Pup 681 was found when she was just one week old, abandoned in California's Coastways Beach. A citizen called The Marine Mammal Center after hearing the baby otter's cry while taking a walk. The TMMC then got in touch with the Monterey Bay Aquarium as the aquarium had a sea otter program, allowing them to provide the care the otter pup will need.

According to Karl Mayer, Monterey Bay Aquarium's animal care coordinator for the Sea Otter Program, Pup 681 arrived at their facility weighing just 1kg, a weight too tiny even for a newborn otter pup. As the baby otter had already been separated from her mother for at least 16 hours, it was critical that she was fed as quickly as possible.

Round-the-clock care was provided for Pup 681, with six to eight expert staff members giving care and attention to the aquarium's newest guest. As the baby otter got used to her new surroundings, she started eating solid food like clams and shrimp, aside from drinking formula from a bottle, and has learned to climb on top of white towels after getting wet to help her groom as well as regulate body temperature.

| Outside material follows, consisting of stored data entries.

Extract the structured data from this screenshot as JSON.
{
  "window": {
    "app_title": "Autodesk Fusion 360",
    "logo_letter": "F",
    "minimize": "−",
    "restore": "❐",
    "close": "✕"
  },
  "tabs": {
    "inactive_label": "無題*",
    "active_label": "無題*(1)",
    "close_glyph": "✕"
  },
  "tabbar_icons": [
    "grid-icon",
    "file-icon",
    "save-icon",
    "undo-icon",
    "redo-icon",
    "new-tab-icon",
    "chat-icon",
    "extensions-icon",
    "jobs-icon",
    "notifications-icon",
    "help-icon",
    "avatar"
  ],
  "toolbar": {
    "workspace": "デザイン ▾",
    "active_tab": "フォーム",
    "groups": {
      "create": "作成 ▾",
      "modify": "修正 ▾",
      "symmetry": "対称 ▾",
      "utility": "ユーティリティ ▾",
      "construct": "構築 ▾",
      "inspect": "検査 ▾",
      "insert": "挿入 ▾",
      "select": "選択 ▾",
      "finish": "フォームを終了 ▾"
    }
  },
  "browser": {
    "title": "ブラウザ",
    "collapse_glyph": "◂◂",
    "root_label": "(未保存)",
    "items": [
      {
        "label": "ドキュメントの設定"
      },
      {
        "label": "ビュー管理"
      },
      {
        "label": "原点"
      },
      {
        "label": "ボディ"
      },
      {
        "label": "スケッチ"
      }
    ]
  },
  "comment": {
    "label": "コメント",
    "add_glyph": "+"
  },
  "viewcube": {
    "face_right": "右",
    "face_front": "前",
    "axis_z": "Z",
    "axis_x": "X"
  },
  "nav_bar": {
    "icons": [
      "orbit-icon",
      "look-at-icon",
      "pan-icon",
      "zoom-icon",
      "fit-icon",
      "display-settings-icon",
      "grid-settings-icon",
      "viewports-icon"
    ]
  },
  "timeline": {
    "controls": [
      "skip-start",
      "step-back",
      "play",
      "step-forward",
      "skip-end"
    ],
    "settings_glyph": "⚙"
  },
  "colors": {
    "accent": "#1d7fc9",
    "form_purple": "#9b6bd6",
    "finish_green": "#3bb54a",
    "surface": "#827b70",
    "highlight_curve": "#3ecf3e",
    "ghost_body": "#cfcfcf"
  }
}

Southern sea otters have grown in number through the years but they remain on the threatened list under the U.S. Endangered Species Act. According to the U.S. Geological Survey, 2,944 southern sea otters were reported to be in existence in 2014.

Aside from Pup 681, there's one more southern sea otter living in Shedd Aquarium's Abbott Oceanarium, alongside three northern sea otter pups.